Nowy zarząd PiS stawia na rozwój struktur w gminach

Nowe władze PiS w powiecie bocheńskim stawiają sobie za cel zwycięstwo w wyborach samorządowych w 2014 oraz mandat poselski w 2015 r. Była o tym mowa podczas konferencji prasowej nowego zarządu.

Jak już informowaliśmy, z poprzednich władz nie ostała się ani jedna osoba. Członkowie nowego zarządu to: Józef Mroczek (przewodniczący), Stanisław Broszkiewicz, Bernadetta Gąsiorek, Andrzej Kącki, Józef Radzięta, Robert Roj i Mariusz Zając. Skarbnikiem została Bernadetta Gąsiorek, a sekretarzem Mariusz Zając.
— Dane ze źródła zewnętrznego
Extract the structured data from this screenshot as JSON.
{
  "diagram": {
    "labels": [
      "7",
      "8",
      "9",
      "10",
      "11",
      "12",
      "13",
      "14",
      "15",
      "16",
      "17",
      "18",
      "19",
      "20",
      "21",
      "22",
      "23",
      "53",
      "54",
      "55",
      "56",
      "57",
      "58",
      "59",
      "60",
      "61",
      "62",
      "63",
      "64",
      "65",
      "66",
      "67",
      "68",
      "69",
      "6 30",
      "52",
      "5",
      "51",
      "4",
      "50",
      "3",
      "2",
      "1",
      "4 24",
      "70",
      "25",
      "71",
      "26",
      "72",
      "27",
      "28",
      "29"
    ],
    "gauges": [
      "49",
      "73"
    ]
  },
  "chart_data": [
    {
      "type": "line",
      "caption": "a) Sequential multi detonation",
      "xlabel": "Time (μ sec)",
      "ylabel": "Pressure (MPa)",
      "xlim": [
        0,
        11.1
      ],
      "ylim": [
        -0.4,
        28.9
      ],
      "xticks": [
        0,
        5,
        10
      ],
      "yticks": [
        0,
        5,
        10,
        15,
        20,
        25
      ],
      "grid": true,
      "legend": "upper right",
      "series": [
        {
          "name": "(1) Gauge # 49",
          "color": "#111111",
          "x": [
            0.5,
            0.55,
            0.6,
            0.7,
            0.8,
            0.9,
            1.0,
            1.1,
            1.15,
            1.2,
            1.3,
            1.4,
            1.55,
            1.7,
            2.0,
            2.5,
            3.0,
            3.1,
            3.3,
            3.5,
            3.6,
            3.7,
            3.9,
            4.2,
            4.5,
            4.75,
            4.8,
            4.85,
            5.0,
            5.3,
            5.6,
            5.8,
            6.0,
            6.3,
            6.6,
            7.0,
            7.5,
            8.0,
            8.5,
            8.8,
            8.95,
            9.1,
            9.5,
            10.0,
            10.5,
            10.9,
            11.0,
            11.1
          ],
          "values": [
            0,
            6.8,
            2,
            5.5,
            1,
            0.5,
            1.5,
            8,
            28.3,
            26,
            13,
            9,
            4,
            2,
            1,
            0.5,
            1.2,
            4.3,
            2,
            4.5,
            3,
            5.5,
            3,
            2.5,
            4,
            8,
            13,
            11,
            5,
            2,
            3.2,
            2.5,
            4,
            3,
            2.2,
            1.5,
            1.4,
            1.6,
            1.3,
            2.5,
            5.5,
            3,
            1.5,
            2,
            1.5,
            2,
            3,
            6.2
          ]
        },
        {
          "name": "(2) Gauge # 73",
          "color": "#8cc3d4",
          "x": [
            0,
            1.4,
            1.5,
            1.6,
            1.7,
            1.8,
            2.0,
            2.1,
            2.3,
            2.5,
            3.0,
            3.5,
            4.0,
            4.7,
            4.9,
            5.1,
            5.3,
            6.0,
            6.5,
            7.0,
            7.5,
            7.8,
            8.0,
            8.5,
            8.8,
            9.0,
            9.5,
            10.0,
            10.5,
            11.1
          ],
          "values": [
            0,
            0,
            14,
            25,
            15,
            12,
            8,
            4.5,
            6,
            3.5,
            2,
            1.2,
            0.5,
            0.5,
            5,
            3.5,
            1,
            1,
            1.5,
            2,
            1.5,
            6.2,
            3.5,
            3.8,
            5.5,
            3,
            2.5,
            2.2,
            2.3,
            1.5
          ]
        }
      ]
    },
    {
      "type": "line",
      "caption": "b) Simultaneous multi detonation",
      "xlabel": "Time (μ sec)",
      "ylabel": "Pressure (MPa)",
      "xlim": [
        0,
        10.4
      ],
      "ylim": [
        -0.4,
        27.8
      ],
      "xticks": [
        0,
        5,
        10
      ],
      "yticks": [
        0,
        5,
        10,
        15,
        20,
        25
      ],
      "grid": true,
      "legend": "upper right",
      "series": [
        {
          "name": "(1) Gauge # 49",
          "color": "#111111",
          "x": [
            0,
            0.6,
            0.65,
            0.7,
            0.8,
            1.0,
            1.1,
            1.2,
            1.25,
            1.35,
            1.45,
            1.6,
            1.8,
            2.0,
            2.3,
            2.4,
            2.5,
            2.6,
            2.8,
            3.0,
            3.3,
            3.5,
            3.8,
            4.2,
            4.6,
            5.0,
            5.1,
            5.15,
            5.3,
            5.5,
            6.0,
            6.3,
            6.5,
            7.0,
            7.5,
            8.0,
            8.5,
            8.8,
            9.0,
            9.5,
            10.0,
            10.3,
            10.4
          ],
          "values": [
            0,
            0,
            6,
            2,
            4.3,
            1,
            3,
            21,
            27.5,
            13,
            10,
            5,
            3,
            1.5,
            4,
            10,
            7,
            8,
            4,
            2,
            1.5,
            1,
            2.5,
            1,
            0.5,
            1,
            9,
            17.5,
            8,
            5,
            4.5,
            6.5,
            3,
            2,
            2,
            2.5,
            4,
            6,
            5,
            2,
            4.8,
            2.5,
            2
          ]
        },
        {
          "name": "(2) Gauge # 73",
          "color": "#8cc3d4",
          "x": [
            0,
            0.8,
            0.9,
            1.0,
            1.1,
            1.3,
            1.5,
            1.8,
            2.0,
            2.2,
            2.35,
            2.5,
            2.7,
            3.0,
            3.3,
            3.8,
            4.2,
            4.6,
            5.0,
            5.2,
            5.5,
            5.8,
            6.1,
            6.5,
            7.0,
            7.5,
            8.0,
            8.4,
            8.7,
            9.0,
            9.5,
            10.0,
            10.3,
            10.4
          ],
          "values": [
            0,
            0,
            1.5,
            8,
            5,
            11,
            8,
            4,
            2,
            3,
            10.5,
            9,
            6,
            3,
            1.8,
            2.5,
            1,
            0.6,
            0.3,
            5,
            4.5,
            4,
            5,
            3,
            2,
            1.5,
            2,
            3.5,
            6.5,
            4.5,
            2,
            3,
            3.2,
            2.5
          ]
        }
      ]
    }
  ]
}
Józef Mroczek, nowy szef Prawa i Sprawiedliwości na Bocheńszczyźnie, kładzie nacisk na rozwój struktur partii w terenie. Musimy wyjść do ludzi, żeby ludzie nas widzieli. Chcemy zjednoczyć ludzi wokół naszych idei, które Prawo i Sprawiedliwość ma. Myślę, że jeśli wyjdziemy do ludzi, to ludzie nas poprą – uważa Józef Mroczek.

Zdaniem nowego przewodniczącego poprzedni zarząd partii (Zbigniew Dmitrowski, Piotr Dziurdzia, Maria Kmiecik, Bogdan Kosturkiewicz (przewodniczący), Robert Rybka) zanadto koncentrował się na Bochni. Plan Józefa Mroczka przewiduje organizowanie posiedzeń zarządu partii w terenie. Z ludźmi, którzy tam są, z członkami Prawa i Sprawiedliwości w gminach, nawet w miejscowościach. Myślę, że dotrzemy do tych, którzy nas popierają – dodaje Józef Mroczek.

Poseł Edward Czesak uważa, że nowe władze gwarantują sukces partii w powiecie bocheńskim. Być może w wyborach samorządowych ponownie uda się nam uzyskać mandat z Bocheńszczyzny w sejmiku województwa małopolskiego, czy w wyborach parlamentarnych. Przecież Bocheńszczyzna zasługuje na to, żeby mieć na przykład posła, a taką szansę widzimy szczególnie po tym, jak w ostatnim czasie z mandatu zrezygnował w naszym okręgu poseł Aleksander Grad.

Zdaniem brzeskiego parlamentarzysty, należy dążyć do kadencyjności na gruncie samorządu. Postuluje on, by po jednej kadencji samorządowiec miał 4 lata przerwy w swojej działalności. To bardzo higieniczny sposób pozwalający na weryfikację, co dany samorządowiec zdziałał. Chodzi o to, żeby nie powstawały spółdzielnie samorządowe wkupione wokół wójta, burmistrza, prezydenta, ale również starosty – mówił poseł.

W trakcie konferencji poruszono również sytuację w radzie powiatu bocheńskiego, gdzie Prawo i Sprawiedliwość nie ma swojego klubu radnych (wchodzą oni w skład koalicyjnego klubu, dwójka radnych: Bernadetta Gąsiorek i Henryk Kopańczyk założyli własny klub Transparentny Powiat).

Obecnie Prawo i Sprawiedliwość w powiecie bocheńskim ma 50 członków. Jak powiedziano, reprezentują oni różne grupy wiekowe. Najstarszy, Stanisław Wieciech z Lipnicy Murowanej, ma 85 lat, najmłodsi są w wieku 25 lat. Sympatyzują z ugrupowaniem również licealiści. Wszystko to ma – jak to ujął Andrzej Kącki – przyczynić się do przełamania „syndromu opozycji”. Nowy zarząd będzie chciał łączyć, a nie dzielić – powiedział przedstawiciel PiS z Trzciany.